Hong Kong: «Nous allons continuer à dire la vérité à ceux qui ont le pouvoir»

Une manifestation s’est déroulée ce samedi 1er juillet dans l’après-midi à Hong-Kong. Jusqu’à 60 000 Hongkongais sont descendus dans la rue pour réclamer plus de démocratie, «armés» seulement de leurs parapluies et de leurs pancartes revendiquant «démocratie, dignité et libertés» Ils ont fait face à un important dispositif sécuritaire.

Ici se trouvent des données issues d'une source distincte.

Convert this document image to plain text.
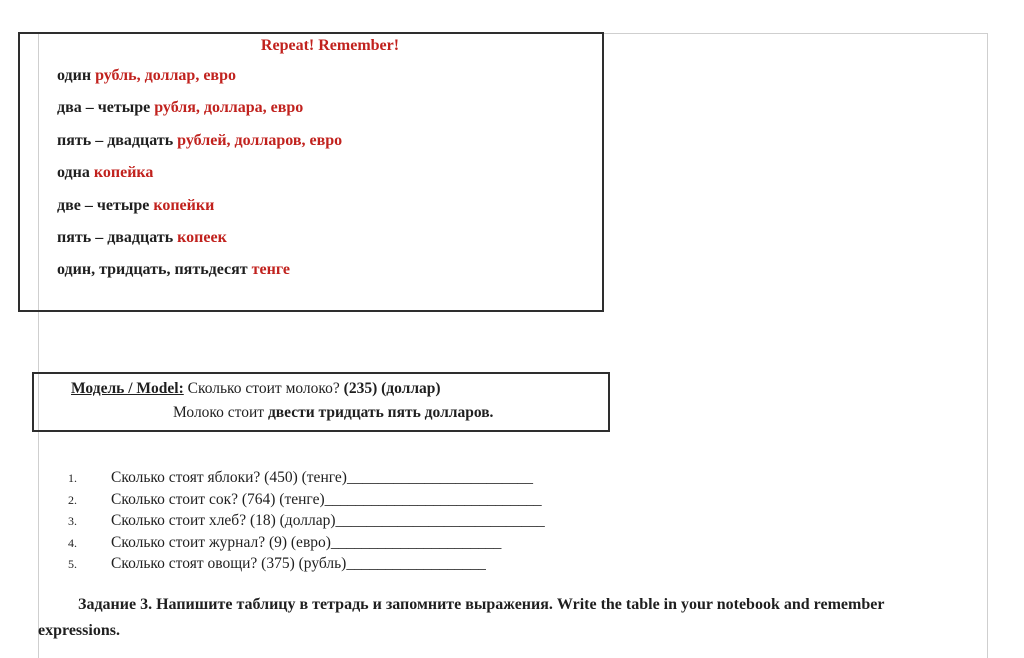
Repeat! Remember!
один рубль, доллар, евро
два – четыре рубля, доллара, евро
пять – двадцать рублей, долларов, евро
одна копейка
две – четыре копейки
пять – двадцать копеек
один, тридцать, пятьдесят тенге
Модель / Model: Сколько стоит молоко? (235) (доллар)
Молоко стоит двести тридцать пять долларов.
1.	Сколько стоят яблоки? (450) (тенге) ________________________
2.	Сколько стоит сок? (764) (тенге) ____________________________
3.	Сколько стоит хлеб? (18) (доллар) ___________________________
4.	Сколько стоит журнал? (9) (евро) ______________________
5.	Сколько стоят овощи? (375) (рубль) __________________
Задание 3. Напишите таблицу в тетрадь и запомните выражения. Write the table in your notebook and remember
expressions.
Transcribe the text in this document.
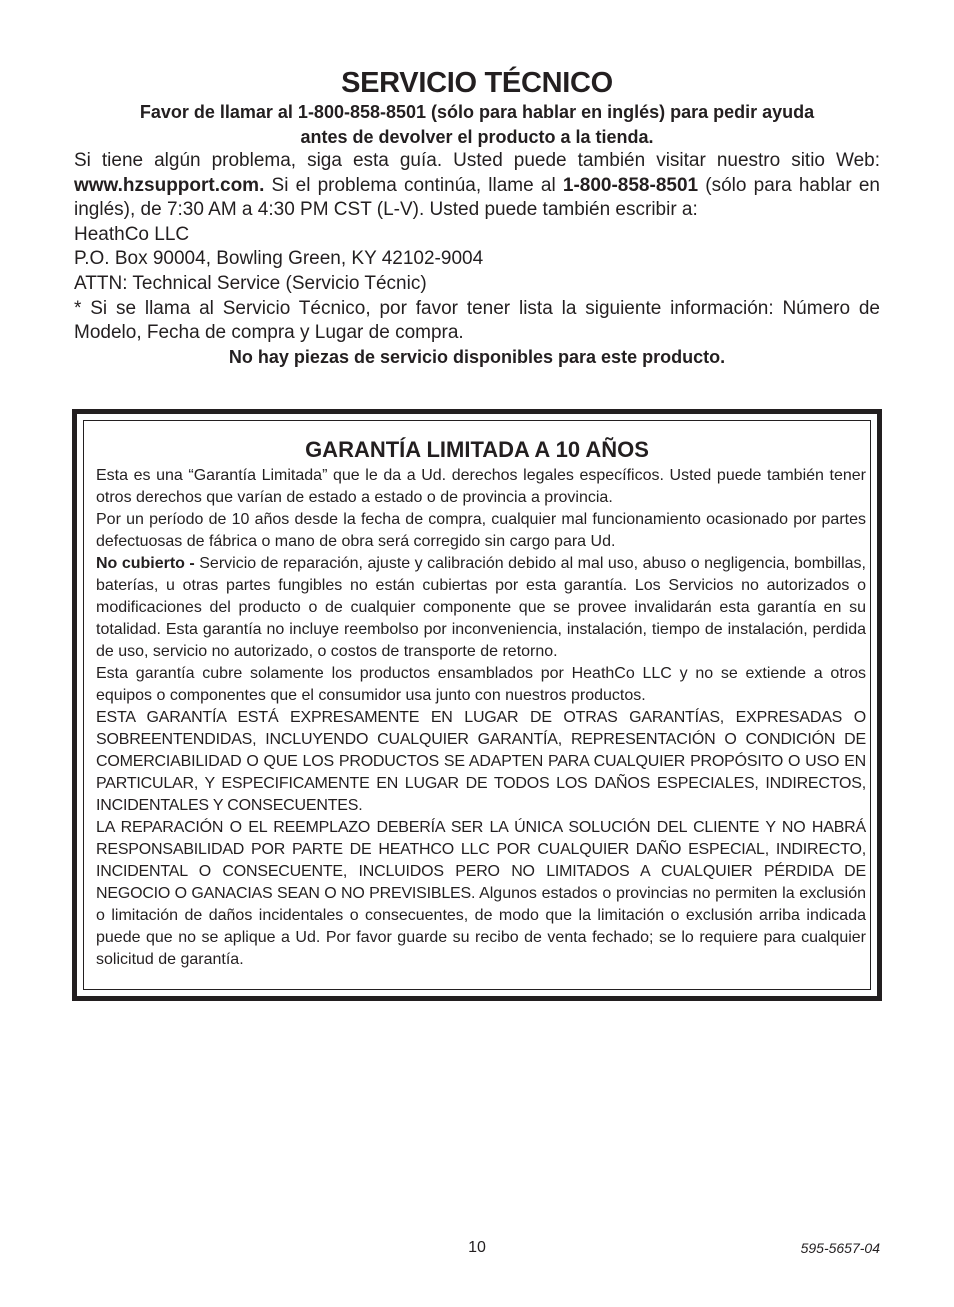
SERVICIO TÉCNICO
Favor de llamar al 1-800-858-8501 (sólo para hablar en inglés) para pedir ayuda
antes de devolver el producto a la tienda.

Si tiene algún problema, siga esta guía. Usted puede también visitar nuestro sitio Web: www.hzsupport.com. Si el problema continúa, llame al 1-800-858-8501 (sólo para hablar en inglés), de 7:30 AM a 4:30 PM CST (L-V). Usted puede también escribir a:

HeathCo LLC

P.O. Box 90004, Bowling Green, KY 42102-9004

ATTN: Technical Service (Servicio Técnic)

* Si se llama al Servicio Técnico, por favor tener lista la siguiente información: Número de Modelo, Fecha de compra y Lugar de compra.

No hay piezas de servicio disponibles para este producto.
GARANTÍA LIMITADA A 10 AÑOS

Esta es una “Garantía Limitada” que le da a Ud. derechos legales específicos. Usted puede también tener otros derechos que varían de estado a estado o de provincia a provincia.

Por un período de 10 años desde la fecha de compra, cualquier mal funcionamiento ocasionado por partes defectuosas de fábrica o mano de obra será corregido sin cargo para Ud.

No cubierto - Servicio de reparación, ajuste y calibración debido al mal uso, abuso o negligencia, bombillas, baterías, u otras partes fungibles no están cubiertas por esta garantía. Los Servicios no autorizados o modificaciones del producto o de cualquier componente que se provee invalidarán esta garantía en su totalidad. Esta garantía no incluye reembolso por inconveniencia, instalación, tiempo de instalación, perdida de uso, servicio no autorizado, o costos de transporte de retorno.

Esta garantía cubre solamente los productos ensamblados por HeathCo LLC y no se extiende a otros equipos o componentes que el consumidor usa junto con nuestros productos.

ESTA GARANTÍA ESTÁ EXPRESAMENTE EN LUGAR DE OTRAS GARANTÍAS, EXPRESADAS O SOBREENTENDIDAS, INCLUYENDO CUALQUIER GARANTÍA, REPRESENTACIÓN O CONDICIÓN DE COMERCIABILIDAD O QUE LOS PRODUCTOS SE ADAPTEN PARA CUALQUIER PROPÓSITO O USO EN PARTICULAR, Y ESPECIFICAMENTE EN LUGAR DE TODOS LOS DAÑOS ESPECIALES, INDIRECTOS, INCIDENTALES Y CONSECUENTES.

LA REPARACIÓN O EL REEMPLAZO DEBERÍA SER LA ÚNICA SOLUCIÓN DEL CLIENTE Y NO HABRÁ RESPONSABILIDAD POR PARTE DE HEATHCO LLC POR CUALQUIER DAÑO ESPECIAL, INDIRECTO, INCIDENTAL O CONSECUENTE, INCLUIDOS PERO NO LIMITADOS A CUALQUIER PÉRDIDA DE NEGOCIO O GANACIAS SEAN O NO PREVISIBLES. Algunos estados o provincias no permiten la exclusión o limitación de daños incidentales o consecuentes, de modo que la limitación o exclusión arriba indicada puede que no se aplique a Ud. Por favor guarde su recibo de venta fechado; se lo requiere para cualquier solicitud de garantía.

10	595-5657-04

Avec notre envoyée spéciale à Hong Kong, Heike Schmidt

« Lutter pour Hong Kong » est écrit sur le t-shirt de Michelle. Une manifestante qui se dit inquiète pour sa ville : « Le Hongkong que nous avons connu disparaît sous nos yeux. Le principe « un pays deux systèmes » ne nous a jamais apporté ce qu’on nous avait promis. C’est donc très important pour nous de nous battre pour la démocratie afin de reprendre possession de notre ville. »
Il faut défendre les libertés de Hong Kong, mais sans oublier celles de la Chine, explique plus loin un jeune syndicaliste en brandissant son drapeau vert : « Le mot « démocratie » est écrit en chinois dessus. Nous n’avons pas le droit d’aller en Chine pour aider les ouvriers, mais nous savons que les syndicats y sont opprimés, parce qu’ils veulent lutter pour les droits des travailleurs. »
Il ne faut pas franchir la ligne rouge a averti le président chinois le matin même à Hong Kong :

« Tous les efforts pour mettre en péril la souveraineté nationale, pour défier l’autorité du gouvernement central et la loi fondamentale de Hong Kong » seraient « absolument inadmissibles ».

A ce discours musclé, Albert Ho, président de l’Alliance hongkongaise pour la démocratie, répond avec sagesse : « Nous sommes faibles. Nous nous sentons réprimés, mais nous ne sommes pas en mesure de répondre avec force. Nous sommes des gens normaux. La seule chose que nous pouvons faire c’est exprimer notre mécontentement. Nous allons continuer à dire la vérité à ceux qui ont le pouvoir. »
Le matin même, une autre manifestation, moins importante, avait eu lieu. Non sans difficultés.